Но сейчас он не мог себе позволить закрыть глаза. Ему казалось, что если он это сделает, то случится что-нибудь по-настоящему непоправимое. Может быть, мать унесут из дома раньше времени или тихие настойчивые соседи украдут что-нибудь. Хотя брать у них с матерью было нечего. Однако мальчик упорно оставался в помещении, смотрел на занавешенные зеркала, на старые, давно не беленные стены, на гроб с лежащим в нем телом, на стол, который решено было использовать для поминальных целей.

Со стола деловитые старушки убрали сначала непременную вазу с цветами, потом никому теперь не нужные лекарства, затем задвинули в ящик стола фотографию мужа. Его целое лето не было, и он приехал только в день похорон. Сумрачный и злой, с подрагивающими губами. Он вошел в дом и прошел в комнаты к самому гробу, так и не сняв фуражки. На мальчика даже не посмотрел. Смотрел на полное, оплывшее за время болезни восковое лицо покойницы, на круглые поблескивающие монеты на ее глазах, на крест и бумажную иконку, на руки, сложенные на груди, на горящие свечи. То и дело оглядывался по сторонам, как будто хотел что-то спросить у стоящих рядом людей, но каждый раз делал усилие, и несказанные слова замирали где-то между диафрагмой и глоткой. От этого получалось какое-то вкрадчивое клокотание или сипение. Соседка принесла и подала ему стакан воды. Он выпил и опустил голову вниз.

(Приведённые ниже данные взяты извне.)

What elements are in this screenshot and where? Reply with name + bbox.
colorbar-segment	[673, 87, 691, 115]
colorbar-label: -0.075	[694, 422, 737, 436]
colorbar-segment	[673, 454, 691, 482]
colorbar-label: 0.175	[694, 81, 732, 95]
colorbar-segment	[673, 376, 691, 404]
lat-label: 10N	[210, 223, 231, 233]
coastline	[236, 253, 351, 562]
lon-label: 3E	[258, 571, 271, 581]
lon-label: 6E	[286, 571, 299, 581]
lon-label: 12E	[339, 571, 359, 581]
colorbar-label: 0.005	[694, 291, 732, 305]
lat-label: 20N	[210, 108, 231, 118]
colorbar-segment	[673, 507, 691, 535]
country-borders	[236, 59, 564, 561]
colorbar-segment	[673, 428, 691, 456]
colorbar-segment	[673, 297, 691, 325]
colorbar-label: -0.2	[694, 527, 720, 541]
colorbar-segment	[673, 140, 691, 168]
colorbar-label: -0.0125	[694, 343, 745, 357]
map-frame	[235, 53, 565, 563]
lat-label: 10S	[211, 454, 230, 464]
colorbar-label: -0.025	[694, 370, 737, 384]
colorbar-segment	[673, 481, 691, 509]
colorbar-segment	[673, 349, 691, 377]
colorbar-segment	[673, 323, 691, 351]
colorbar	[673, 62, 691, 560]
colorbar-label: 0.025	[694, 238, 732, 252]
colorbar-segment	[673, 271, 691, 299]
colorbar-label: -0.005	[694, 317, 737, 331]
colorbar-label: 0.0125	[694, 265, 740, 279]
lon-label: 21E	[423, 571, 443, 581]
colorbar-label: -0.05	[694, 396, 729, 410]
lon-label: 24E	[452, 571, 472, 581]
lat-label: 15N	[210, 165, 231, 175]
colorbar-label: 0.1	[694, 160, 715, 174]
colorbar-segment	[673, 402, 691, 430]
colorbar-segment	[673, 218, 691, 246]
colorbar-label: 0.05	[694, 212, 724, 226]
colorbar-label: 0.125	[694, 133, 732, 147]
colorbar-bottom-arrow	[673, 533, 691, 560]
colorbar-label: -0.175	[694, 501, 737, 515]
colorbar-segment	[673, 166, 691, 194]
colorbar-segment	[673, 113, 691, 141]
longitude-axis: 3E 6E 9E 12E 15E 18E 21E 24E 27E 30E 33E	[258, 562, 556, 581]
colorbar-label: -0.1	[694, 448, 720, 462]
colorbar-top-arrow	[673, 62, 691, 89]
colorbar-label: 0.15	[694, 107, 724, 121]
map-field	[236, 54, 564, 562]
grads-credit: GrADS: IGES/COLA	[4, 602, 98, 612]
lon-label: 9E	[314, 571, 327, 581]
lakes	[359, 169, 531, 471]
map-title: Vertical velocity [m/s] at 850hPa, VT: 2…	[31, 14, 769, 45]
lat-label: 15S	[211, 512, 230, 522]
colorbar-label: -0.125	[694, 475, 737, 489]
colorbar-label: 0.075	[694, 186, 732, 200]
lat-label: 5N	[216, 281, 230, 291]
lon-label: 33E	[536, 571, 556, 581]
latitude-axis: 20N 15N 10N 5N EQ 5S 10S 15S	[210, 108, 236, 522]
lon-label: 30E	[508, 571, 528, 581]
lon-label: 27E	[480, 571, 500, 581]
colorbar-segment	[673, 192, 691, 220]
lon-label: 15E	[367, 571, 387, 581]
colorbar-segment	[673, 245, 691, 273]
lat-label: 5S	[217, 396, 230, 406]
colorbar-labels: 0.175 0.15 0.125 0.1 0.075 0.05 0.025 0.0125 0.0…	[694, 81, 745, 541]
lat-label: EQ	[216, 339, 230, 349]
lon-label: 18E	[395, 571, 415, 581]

Возле могилы они стояли рядом — мальчик и мужчина, которые любили одну женщину. Лежащая же в гробу, в общем-то, никогда не любила их, ни одного, ни другого. Мальчик узнал об этом гораздо раньше, еще в раннем детстве и приспособился к этому, как мог. Именно мамина нелюбовь помогала ему жить среди животных и птиц, деревьев и рек, неба и солнца, луны и звезд, поездов, светильников, сверстников, узких речных заводей и тропинок в зарослях куманики. Именно нелюбовь научила его быть мудрым и радоваться тому, что есть.

Мужчина познавал эту науку позже. Ему пришлось хуже. Каждый из них в свое время старался сделать все, и того, что в результате получилось, сейчас оказывалось как-то слишком много. Из-за этого не было у них слез и немного совестно было им смотреть на гроб и соседей. Оба чувствовали, что потеряв эту женщину, они оказались в неожиданном избытке. И каждый думал теперь о том, что ему с этим избытком делать.

После похорон и обильных деревенских поминок они уехали из деревни вдвоем на служебной машине Ивана Никитича. Километров пять до выезда на трассу мальчик сидел на заднем сиденье автомобиля, строго и прямо глядя через боковое стекло на срывающиеся редкие капли, стекающие ровными темными струйками, на низкое, беременное дождем небо. Но потом отчим положил ему свою тяжелую руку на плечо и прижал к себе. Мальчик сначала закаменел, но уже через минуту заснул, скрутившись на сиденьи калачиком, положив свою голову на колени Ивану Никитичу.

Водитель оглянулся и, увидав спящего мальчика, довольно кивнул головой. Встретившись взглядом с начальником, дальше вел машину осторожно, притормаживая на ухабах, светло и ясно улыбаясь каким-то своим мыслям.